I don't have a problem sharing some ice with the gutpilers, as long as they clean up after themselves. -_O- 
Arn't some of them also members here?


----------



## duneman101 (Nov 6, 2009)

Grandpa D said:


> Arn't some of them also members here?


At least a few....


----------



## lunkerhunter2 (Nov 3, 2007)

I will be there conditions permitting.


----------



## huntnbum (Nov 8, 2007)

duneman101 said:


> Grandpa D said:
> 
> 
> > Arn't some of them also members here?
> ...


Maybe a couple 8)


----------



## k2muskie (Oct 6, 2007)

We'll be there also...and really look'n forward to it. Weather looks promising now...colder temps all next week with no real storms coming in next week...Wahooo!! :mrgreen: :mrgreen:


----------



## bullrider (Jan 21, 2010)

i will try to be there


----------



## fixed blade XC-3 (Sep 11, 2007)

Gutpilers are going this Saturday. We'll give a full report when we get back. You're all welcome to join us, but remember there's probably going to be some eff words and whiskey.

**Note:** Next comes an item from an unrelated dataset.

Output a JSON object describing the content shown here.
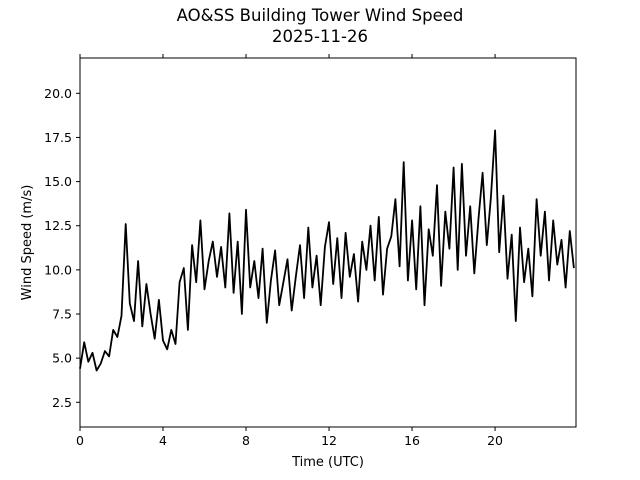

Two of my favorite things. :mrgreen:


----------



## k2muskie (Oct 6, 2007)

fixed blade said:


> Gutpilers are going this Saturday. We'll give a full report when we get back. You're all welcome to join us, but remember there's probably going to be some eff words and whiskey. Two of my favorite things. :mrgreen:


Maybe we'll get to meet some of you fine critters 8) We're also probably headed up thatway (if something unforseen doesn't happen). We don't  that easy...we'll probably make you all  :mrgreen: . We're you going to headoff from and to what area of PV? If you have a 2-way bring it and set it to 7.0. Good luck and hope you guys do really well. :wink: :wink:


----------



## duneman101 (Nov 6, 2009)

I am going up to PV tonight to get an ice report! I will post it here too, for those that might be headed out tomorrow.


----------



## fixed blade XC-3 (Sep 11, 2007)

Looks like we're meeting at the Cemetery Point Lot at daybreak.


----------



## catch22 (Feb 26, 2009)

Dang.  I wanted to do the perch party, but it Valentines weekend(dinner with my sweetie), Chinese New Years(Dim Sum with my honey) and Presidents Day (probably working at my art studio), all in three days. The least important of which is Pres. day in my family, so the Goldenrod and I are headed to Current Creek this Monday, weather permitting. I guess the Berry will be Plan B. I'll post the results.


----------



## k2muskie (Oct 6, 2007)

Ice Condition intel per a co-worker who lives right on PV...it's been COLD at PV the last several nights including day time temps haven't come much over freezing. He indicated today it's been 10* and below the last several nights. 

Also per another forum report... PV slush is really get'n tamed...so keep the COLD mantra going as Saturday looks to be very promising but of course we all know Mother Nature can throw the uncalled for curve ball and/or change up at anytime. 

But being the optimist that I am... I'm look'n for the fast ball down the middle, curve ball that hangs or change up that doesn't change right in the strike zone to hit out of the park for a great time on PV come Saturday for GrandPa D's Perch Party. :wink: :mrgreen: :wink:


----------